Cardio & Vascular sales fell 14% in 2Q20, to $129 million, driven by weak sales resulting from the pandemic in all markets except for structural heart. The company’s nonmedical segment, Electrochem, saw sales fall 48% to $9 million, driven by a significant downturn in the Energy sector related to the pandemic.
FINANCIAL STRENGTH & DIVIDEND
Moody’s has not rated the company’s debt, although it has set a Corporate Family Rating (CFR) for Greatbatch Ltd., a subsidiary of Integer, of B1/positive.
MANAGEMENT & RISKS
The company faces significant competition from other outsourced providers in its key cardiac, neuromodulation, and vascular markets. It also faces regulatory and trade risks as a manufacturer of medical devices.
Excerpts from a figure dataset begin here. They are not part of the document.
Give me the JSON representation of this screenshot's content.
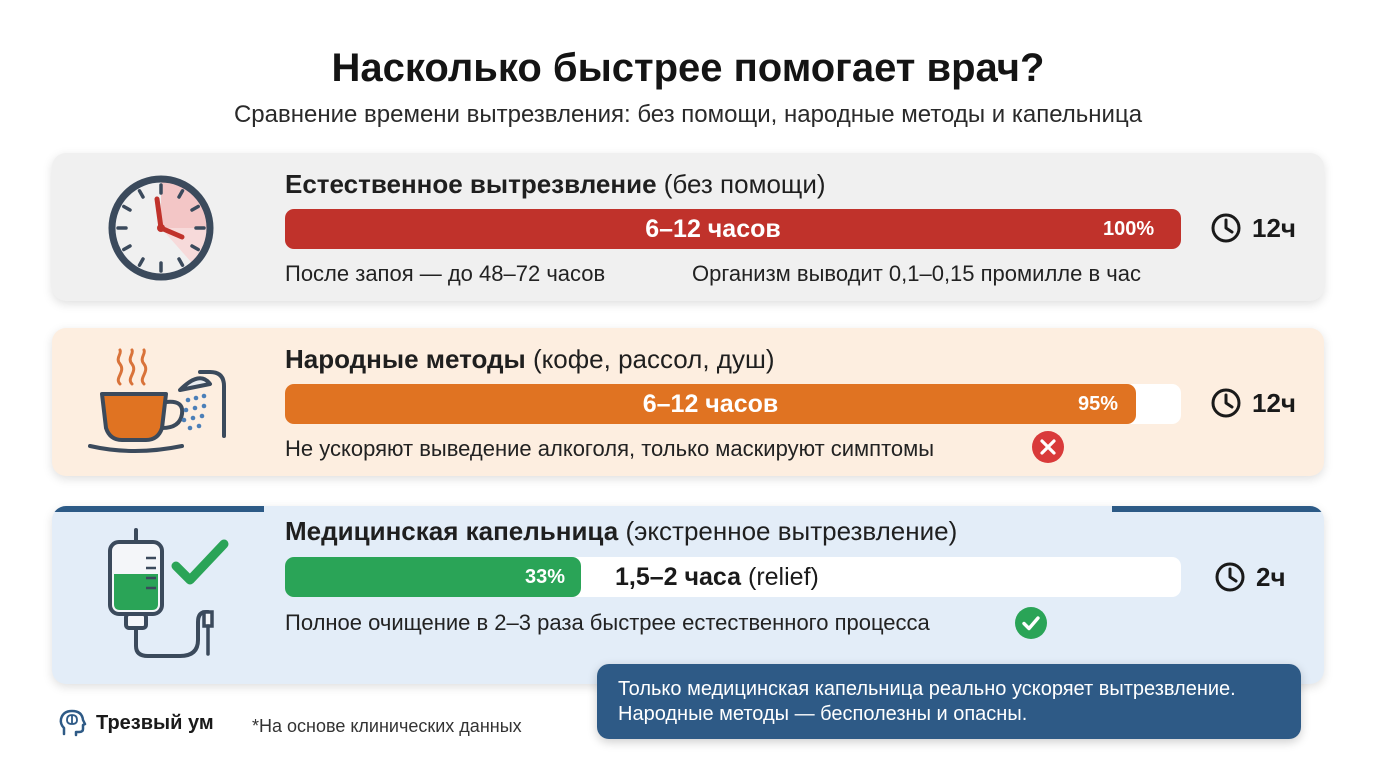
{
  "header": {
    "title": "Насколько быстрее помогает врач?",
    "subtitle": "Сравнение времени вытрезвления: без помощи, народные методы и капельница"
  },
  "rows": [
    {
      "title_bold": "Естественное вытрезвление",
      "title_rest": "(без помощи)",
      "bar_label": "6–12 часов",
      "percent_label": "100%",
      "percent": 100,
      "color": "#c0322b",
      "time": "12ч",
      "note_left": "После запоя — до 48–72 часов",
      "note_right": "Организм выводит 0,1–0,15 промилле в час",
      "icon": "clock-icon"
    },
    {
      "title_bold": "Народные методы",
      "title_rest": "(кофе, рассол, душ)",
      "bar_label": "6–12 часов",
      "percent_label": "95%",
      "percent": 95,
      "color": "#e07322",
      "time": "12ч",
      "note": "Не ускоряют выведение алкоголя, только маскируют симптомы",
      "status_icon": "cross-icon",
      "icon": "coffee-shower-icon"
    },
    {
      "title_bold": "Медицинская капельница",
      "title_rest": "(экстренное вытрезвление)",
      "bar_label_bold": "1,5–2 часа",
      "bar_label_rest": "(relief)",
      "percent_label": "33%",
      "percent": 33,
      "color": "#2aa457",
      "time": "2ч",
      "note": "Полное очищение в 2–3 раза быстрее естественного процесса",
      "status_icon": "check-icon",
      "icon": "iv-drip-icon"
    }
  ],
  "callout": {
    "line1": "Только медицинская капельница реально ускоряет вытрезвление.",
    "line2": "Народные методы — бесполезны и опасны."
  },
  "footer": {
    "brand": "Трезвый ум",
    "footnote": "*На основе клинических данных"
  },
  "colors": {
    "accent": "#2e5a86",
    "red": "#c0322b",
    "orange": "#e07322",
    "green": "#2aa457"
  }
}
In addition, the company faces the risk that patients will delay non-COVID-19 medical visits and postpone elective surgeries due to the pandemic. Nevertheless, while demand for certain products will likely fall as a result of the virus, healthcare providers are relying heavily on the medical technology industry for certain key items, as evidenced by the increased sales of Integer’s ventilator and patient-monitoring components.
The Medical unit includes portable medical, cardio & vascular, and cardiac and neuromodulation products.
ITGR shares have been volatile over the past two years, but have advanced 29% from their pandemic low of $46.01 in March. However, at one point, they traded nearly 90% above their March low before pulling back to current levels. Furthermore, the stock’s 50-day moving average is below the upper band of the channel, potentially creating additional levels of resistance at an even lower value.
As such, we are lowering our 12-month rating to HOLD. We would consider returning Integer to our BUY list on signs of sales and margin improvement or a sustained reduction in COVID-19 cases.